In short, these advances span both fundamentals and applications. For example, quantum dots are nanoscale forms of semiconductors that exhibit size dependent fluorescence. These have become the basis of high-quality TV and display. Chemical frameworks with nanoscale design porosity have become sponges for environmental remediation or gas storage. High performance electron and scanning probe microscopy tools were originally developed to visualize nanostructures, sometimes at the single molecule or atomic level. Now they are used to manufacture millions of position coded nanostructures at the same time, greatly accelerating the discovery of new materials.

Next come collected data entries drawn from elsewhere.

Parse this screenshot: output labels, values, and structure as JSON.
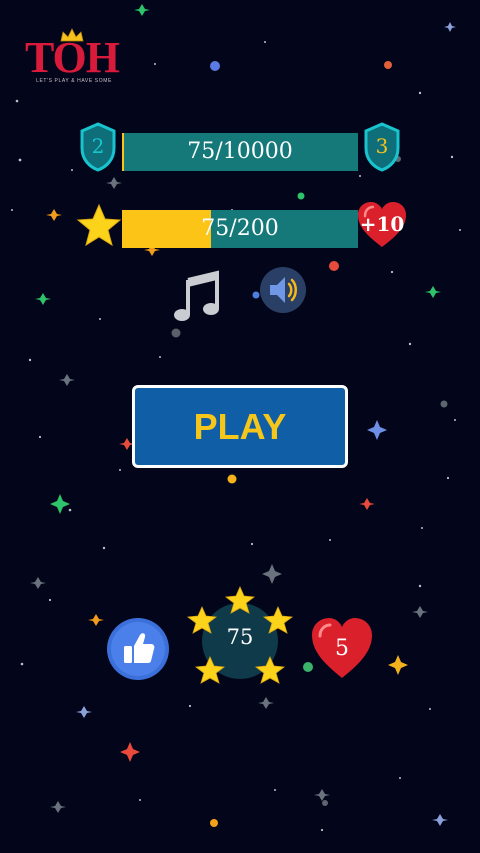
{
  "logo": {
    "title": "TOH",
    "tagline": "LET'S PLAY & HAVE SOME"
  },
  "level": {
    "current": "2",
    "next": "3",
    "progress_text": "75/10000",
    "progress": 0.0075
  },
  "stars": {
    "progress_text": "75/200",
    "progress": 0.375,
    "bonus_label": "+10"
  },
  "audio": {
    "music_icon": "music-note-icon",
    "sound_icon": "speaker-icon"
  },
  "play_button": {
    "label": "PLAY"
  },
  "bottom": {
    "like_icon": "thumbs-up-icon",
    "star_total": "75",
    "lives": "5"
  },
  "colors": {
    "background": "#03051a",
    "bar": "#15797a",
    "fill": "#fbc417",
    "play": "#0f5ea6",
    "heart": "#d9202b",
    "shield": "#18c4cd"
  }
}
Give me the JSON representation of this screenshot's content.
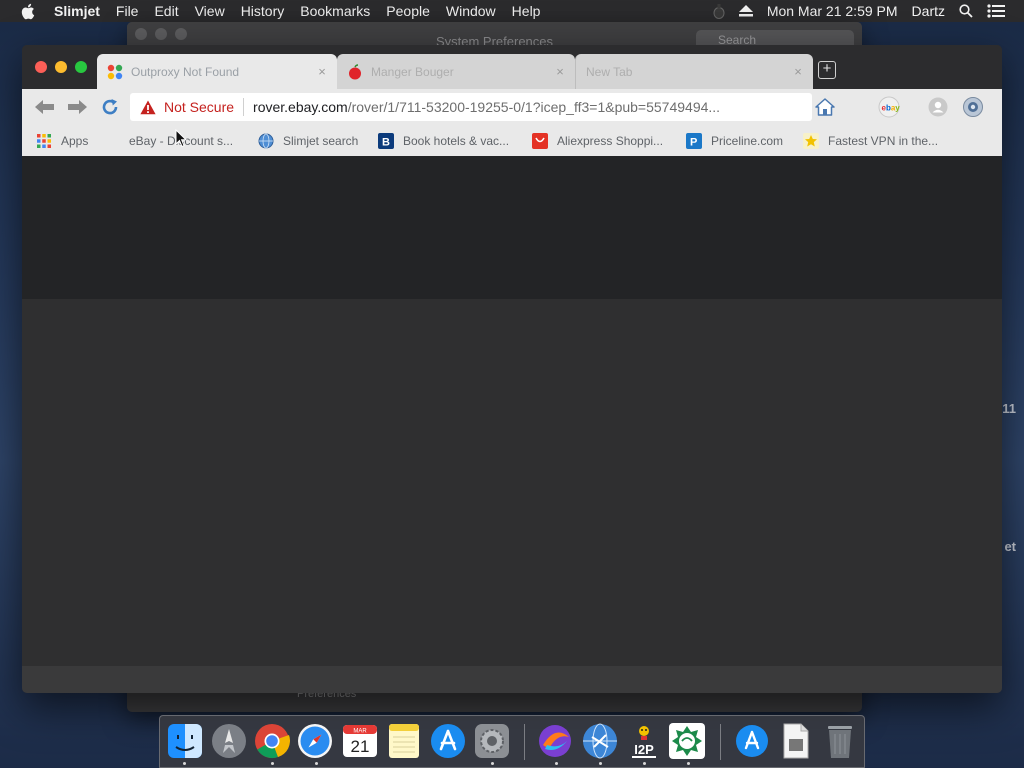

Mining “material genome” is an arduous task, which is the combination of all possible elements in the periodic table. For nano materials, when people increase the size and shape, because remembering these structural features now changes the properties and functions, the parameter set is almost endless. Find the ideal materials for a given task through traditional synthesis methods, so that needles and haystacks sound like micro wind.

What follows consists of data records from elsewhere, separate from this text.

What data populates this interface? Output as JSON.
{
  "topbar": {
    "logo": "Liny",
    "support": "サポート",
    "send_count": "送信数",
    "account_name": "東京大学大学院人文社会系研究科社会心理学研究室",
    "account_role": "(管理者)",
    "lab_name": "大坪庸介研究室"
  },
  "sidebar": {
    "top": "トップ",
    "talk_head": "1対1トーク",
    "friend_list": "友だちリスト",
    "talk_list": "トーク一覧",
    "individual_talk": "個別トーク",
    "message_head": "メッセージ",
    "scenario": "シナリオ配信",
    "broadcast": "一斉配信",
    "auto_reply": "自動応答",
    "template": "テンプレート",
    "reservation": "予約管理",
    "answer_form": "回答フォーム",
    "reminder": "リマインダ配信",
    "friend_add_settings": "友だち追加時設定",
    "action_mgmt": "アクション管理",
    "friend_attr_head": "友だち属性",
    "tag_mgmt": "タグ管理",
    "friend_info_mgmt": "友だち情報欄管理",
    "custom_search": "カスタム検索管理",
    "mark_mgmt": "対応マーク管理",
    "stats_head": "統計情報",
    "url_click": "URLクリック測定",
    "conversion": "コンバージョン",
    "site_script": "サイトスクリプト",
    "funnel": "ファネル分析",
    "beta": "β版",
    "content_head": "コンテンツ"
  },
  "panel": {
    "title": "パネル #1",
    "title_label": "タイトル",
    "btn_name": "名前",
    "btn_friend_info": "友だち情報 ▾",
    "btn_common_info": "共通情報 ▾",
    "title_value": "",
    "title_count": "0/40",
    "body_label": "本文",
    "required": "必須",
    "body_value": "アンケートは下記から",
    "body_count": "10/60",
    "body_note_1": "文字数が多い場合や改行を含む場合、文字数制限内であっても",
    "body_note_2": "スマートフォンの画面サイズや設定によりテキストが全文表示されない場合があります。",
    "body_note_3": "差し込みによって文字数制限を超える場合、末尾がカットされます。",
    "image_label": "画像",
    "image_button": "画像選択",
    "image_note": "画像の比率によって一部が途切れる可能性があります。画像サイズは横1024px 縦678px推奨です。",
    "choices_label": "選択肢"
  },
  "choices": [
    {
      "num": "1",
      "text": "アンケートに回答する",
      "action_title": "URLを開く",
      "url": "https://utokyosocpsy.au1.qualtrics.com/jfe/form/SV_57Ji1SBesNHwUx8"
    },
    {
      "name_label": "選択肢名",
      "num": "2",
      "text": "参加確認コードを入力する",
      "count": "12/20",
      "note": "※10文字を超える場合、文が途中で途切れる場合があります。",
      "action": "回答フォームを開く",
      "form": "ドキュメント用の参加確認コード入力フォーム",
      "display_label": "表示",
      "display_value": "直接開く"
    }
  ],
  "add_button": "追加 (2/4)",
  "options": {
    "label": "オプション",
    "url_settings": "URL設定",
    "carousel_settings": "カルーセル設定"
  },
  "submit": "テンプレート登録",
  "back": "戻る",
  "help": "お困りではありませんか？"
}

This is where nanotechnology comes into play. Tools using large-scale parallel nanoscale tip arrays are now being used to build combinatorial “giant libraries” composed of millions of nanostructures, each with a slightly different size, composition and shape. The 2 cm by 2 cm chip supporting the huge library is similar to the gene chip promoting the genomics revolution, but its more functions have reached several orders of magnitude. In fact, a single giant library contains more new inorganic materials than scientists have collectively synthesized and characterized so far.
Therefore, in screening new materials, scientists have identified catalysts to fuel processes in clean energy, automotive and chemical industries. In order to develop the next generation of batteries that can store renewable energy for a long time, or to manufacture fuel cells that can meet the needs of larger and more powerful vehicles, we must find a way to identify and manufacture materials with the characteristics we need. With megalibrary, we can do this quickly and efficiently.
Scientists also use giant libraries to identify structures with important physical properties, such as magnetism, luminescence and high temperature superconductivity. It is worth noting that they are the source of high-quality big data and provide impetus for new discoveries in the field of machine learning and artificial intelligence, which are oriented to material discovery.
We are still a long way from micro robots. Looking back, NNI and its investment in research were turning points that made these achievements possible. More importantly, the vision behind NNI points the way forward, and we can achieve this goal through continuous investment in research and education. It is important for Americans to understand that many of the technologies that define our modern life come from strategic investments such as NNI, which leads to the invention of universities and government laboratories as the technical basis for an important share of industrial innovation and progress.